The following may not be relevant as accounts are probably joint, and spousal rights are involved.

We found opening an Executors account was nigh on impossible, but may have been affected by Covid staffing.

If the deceased had an account at a bank, get them to open a Executor account to receive any funds that come in before and after probate. It can also be used to pay for out running expenses or whatever. The deceased's a/c will be frozen.


Not an expert, but recent experience. Worth researching at least.
 
The following may not be relevant as accounts are probably joint, and spousal rights are involved.

We found opening an Executors account was nigh on impossible, but may have been affected by Covid staffing.

If the deceased had an account at a bank, get them to open a Executor account to receive any funds that come in before and after probate. It can also be used to pay for out running expenses or whatever. The deceased's a/c will be frozen.


Not an expert, but recent experience. Worth researching at least.
What they do in Canada for an account that is the sole property of the deceased is the bank freezes the account as soon as they are informed of the death. The contents of the account are then transferred over to an estate account after the will has gone through probate. Income can continue to come into the regular account until the estate account is opened.

However, the executor cannot access the estate account until the will is probated, part of which is the process for the executor(s) getting control of the assets. Routine bills associated with the estate can be paid until then, but only under the supervision of the bank manager. Anything which came out of the account before the bank was notified will come under a microscope.

Once the bank has a certified copy of the probate documents they will turn over the estate account, including a set of cheque books, to the executor(s). There may be some internal bureaucracy involved, so this may not happen instantly.

The estate account does not pay interest. This is to ensure the estate does not earn income as that would require an additional tax return to be filed (there are generally two, one upon death to cover the tax year up to that point, and another for the estate itself later on).

The bank manager (or whoever handles estates at the bank) should be able to explain the process thoroughly from their end of things. They need to be informed right away however and a meeting arranged with the executor or joint executors. It is important to take notes about "things to do" when in the meeting because there will be things to do.

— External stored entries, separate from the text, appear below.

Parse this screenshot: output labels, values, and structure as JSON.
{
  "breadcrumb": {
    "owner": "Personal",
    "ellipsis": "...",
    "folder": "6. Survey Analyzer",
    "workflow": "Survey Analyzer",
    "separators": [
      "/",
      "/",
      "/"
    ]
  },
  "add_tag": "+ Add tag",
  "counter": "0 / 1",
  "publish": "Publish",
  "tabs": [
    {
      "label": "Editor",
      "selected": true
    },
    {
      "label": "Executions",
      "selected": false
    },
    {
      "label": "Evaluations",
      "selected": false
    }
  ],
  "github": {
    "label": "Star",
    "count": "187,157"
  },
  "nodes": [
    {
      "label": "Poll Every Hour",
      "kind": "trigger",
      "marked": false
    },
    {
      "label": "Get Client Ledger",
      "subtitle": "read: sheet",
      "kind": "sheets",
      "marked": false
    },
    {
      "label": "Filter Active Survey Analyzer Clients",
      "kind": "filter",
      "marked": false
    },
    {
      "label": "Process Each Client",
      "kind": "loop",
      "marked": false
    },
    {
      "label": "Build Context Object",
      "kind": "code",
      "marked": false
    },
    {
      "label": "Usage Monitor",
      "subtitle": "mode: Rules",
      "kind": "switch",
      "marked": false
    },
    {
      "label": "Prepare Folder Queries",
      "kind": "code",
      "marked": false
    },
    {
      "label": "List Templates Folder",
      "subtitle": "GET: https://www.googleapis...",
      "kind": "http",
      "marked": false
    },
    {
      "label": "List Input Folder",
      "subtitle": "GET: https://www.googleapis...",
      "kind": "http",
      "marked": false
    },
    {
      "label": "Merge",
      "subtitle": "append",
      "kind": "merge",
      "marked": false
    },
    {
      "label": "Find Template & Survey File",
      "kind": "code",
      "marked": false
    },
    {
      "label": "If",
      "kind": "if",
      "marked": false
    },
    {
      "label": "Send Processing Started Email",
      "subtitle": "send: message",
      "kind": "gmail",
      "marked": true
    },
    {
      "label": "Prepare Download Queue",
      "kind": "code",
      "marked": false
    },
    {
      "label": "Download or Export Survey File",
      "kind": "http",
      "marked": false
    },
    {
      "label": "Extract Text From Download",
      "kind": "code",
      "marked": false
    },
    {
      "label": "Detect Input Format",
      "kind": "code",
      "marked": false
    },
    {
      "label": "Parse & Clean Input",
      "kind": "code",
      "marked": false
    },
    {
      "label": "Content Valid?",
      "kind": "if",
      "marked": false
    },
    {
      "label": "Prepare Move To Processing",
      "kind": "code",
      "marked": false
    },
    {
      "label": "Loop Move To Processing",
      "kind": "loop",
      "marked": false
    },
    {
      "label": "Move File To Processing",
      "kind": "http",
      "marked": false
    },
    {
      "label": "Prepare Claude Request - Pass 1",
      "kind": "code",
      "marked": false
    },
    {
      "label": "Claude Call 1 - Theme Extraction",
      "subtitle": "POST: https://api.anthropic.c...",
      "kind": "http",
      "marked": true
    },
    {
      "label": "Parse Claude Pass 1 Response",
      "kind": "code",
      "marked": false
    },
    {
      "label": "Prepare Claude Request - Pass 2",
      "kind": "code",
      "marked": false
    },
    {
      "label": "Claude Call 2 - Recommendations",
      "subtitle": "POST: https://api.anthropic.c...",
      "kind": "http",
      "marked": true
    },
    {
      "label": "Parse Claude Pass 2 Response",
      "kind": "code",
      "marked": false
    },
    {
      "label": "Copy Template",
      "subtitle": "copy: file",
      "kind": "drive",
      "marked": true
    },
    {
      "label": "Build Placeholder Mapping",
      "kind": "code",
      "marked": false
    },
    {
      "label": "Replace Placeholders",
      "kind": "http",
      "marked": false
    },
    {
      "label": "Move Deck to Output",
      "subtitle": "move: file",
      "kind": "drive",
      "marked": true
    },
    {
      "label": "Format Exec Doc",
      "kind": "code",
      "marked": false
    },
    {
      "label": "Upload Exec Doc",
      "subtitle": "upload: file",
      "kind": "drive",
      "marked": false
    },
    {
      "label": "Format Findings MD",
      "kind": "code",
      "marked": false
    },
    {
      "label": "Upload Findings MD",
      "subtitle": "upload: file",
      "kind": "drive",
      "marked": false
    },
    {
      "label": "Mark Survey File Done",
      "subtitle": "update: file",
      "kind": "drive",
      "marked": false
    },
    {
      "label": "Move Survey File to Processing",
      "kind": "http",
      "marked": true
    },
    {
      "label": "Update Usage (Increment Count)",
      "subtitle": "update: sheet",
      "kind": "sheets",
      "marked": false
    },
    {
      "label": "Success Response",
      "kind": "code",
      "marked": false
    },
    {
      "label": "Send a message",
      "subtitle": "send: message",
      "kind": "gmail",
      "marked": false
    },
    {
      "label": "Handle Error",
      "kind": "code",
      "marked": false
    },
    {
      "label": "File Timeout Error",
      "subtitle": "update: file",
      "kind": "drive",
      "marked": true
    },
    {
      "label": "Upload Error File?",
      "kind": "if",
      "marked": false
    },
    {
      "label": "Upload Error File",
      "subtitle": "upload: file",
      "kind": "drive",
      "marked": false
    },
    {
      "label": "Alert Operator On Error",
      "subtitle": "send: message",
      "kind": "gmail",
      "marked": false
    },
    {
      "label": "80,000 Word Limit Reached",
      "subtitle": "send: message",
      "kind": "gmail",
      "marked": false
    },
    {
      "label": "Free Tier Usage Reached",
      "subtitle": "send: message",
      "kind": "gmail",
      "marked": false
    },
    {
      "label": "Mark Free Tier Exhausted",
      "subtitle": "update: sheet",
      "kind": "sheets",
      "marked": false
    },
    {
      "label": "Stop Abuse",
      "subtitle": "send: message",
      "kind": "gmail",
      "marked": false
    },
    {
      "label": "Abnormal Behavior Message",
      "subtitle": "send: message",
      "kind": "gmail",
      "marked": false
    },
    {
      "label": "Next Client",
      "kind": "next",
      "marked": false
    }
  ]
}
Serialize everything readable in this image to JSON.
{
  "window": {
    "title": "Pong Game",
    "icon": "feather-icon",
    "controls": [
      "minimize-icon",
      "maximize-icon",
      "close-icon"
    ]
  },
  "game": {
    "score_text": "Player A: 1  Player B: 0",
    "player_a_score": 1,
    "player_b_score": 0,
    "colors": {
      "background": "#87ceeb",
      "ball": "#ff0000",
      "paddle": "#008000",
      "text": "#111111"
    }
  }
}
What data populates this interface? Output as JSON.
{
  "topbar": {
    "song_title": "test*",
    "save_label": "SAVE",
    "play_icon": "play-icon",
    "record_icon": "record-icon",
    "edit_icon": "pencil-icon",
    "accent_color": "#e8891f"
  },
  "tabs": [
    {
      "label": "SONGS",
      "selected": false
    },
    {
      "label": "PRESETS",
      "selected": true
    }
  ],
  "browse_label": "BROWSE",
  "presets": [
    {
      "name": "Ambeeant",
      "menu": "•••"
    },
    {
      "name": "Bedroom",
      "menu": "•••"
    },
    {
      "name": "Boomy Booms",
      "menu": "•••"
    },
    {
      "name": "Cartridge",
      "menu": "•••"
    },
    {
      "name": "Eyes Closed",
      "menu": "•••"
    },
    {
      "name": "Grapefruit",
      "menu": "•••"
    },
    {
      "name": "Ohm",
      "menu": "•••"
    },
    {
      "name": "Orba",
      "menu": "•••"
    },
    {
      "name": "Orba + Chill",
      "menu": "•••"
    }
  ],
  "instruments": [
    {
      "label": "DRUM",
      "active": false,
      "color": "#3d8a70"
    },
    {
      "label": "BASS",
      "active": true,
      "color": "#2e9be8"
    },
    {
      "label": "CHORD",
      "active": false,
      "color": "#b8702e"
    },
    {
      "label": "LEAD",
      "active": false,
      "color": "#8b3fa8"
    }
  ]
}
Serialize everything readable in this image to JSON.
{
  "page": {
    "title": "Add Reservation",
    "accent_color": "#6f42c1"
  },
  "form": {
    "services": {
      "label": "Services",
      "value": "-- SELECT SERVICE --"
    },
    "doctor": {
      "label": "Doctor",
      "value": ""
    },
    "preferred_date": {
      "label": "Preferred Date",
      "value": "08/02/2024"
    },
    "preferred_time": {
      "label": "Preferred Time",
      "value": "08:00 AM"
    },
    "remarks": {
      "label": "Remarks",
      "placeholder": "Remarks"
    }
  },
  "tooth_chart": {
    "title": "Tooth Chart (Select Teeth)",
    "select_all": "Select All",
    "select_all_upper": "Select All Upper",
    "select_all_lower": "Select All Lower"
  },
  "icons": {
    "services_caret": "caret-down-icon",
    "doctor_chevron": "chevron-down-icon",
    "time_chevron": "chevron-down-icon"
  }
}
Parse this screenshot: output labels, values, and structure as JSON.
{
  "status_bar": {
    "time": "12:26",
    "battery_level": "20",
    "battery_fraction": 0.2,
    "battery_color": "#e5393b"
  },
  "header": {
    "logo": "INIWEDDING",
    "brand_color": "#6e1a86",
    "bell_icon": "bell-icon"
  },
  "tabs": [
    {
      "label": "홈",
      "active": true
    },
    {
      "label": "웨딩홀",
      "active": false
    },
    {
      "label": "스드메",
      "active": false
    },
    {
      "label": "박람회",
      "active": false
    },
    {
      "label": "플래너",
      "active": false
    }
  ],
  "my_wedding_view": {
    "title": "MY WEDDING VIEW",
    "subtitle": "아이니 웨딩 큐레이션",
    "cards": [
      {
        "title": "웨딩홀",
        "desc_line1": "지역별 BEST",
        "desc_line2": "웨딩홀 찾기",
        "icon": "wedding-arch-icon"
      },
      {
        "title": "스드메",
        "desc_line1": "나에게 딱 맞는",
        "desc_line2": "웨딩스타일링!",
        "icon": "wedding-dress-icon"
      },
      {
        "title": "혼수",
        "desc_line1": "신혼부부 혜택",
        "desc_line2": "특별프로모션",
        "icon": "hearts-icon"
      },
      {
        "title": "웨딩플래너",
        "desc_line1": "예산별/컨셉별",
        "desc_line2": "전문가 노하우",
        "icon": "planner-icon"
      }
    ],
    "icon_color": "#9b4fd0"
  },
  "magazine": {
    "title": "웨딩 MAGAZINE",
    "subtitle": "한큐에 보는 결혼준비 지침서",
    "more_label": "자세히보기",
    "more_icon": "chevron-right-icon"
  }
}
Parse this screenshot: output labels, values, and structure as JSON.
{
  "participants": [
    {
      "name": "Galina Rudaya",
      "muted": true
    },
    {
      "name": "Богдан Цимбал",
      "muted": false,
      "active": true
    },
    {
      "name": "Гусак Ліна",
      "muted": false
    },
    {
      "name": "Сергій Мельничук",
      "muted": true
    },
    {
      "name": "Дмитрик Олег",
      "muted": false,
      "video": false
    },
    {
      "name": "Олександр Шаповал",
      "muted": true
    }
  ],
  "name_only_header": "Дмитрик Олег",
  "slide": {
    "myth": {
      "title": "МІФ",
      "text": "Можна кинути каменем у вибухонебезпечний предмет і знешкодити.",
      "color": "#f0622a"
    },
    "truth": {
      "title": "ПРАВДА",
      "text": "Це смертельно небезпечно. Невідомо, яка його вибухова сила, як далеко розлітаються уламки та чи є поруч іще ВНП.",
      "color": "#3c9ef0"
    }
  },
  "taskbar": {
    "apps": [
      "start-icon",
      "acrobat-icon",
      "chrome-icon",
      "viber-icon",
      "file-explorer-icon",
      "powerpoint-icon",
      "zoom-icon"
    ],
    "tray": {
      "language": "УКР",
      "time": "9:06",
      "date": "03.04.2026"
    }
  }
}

The important thing is to notify the bank right away and arrange a meeting. Take copies of the death certificate and the will for the bank's records. They may want a notarized copy of the will, so clarify this point when arranging the meeting.

The other thing to take to any meetings is ID for everyone involved. Find out what ID is required and be sure that everyone has it with them.

Various parties may want notarized copies of various documents. If you are dealing with a lawyer then he can likely make these for you. Make a reasonable estimate of how many copies you will need. If you are doing it without a lawyer then you may have to make other arrangements for doing this.

When contacting all the various parties that need to be notified, ask what documents they need and how they are to be submitted. Some will require notarized paper copies, while some may be happy with being emailed a photograph of the document, depending on the nature of what is involved.

The above is how things are done in Canada, or rather in Ontario in particular. Details may differ in the UK.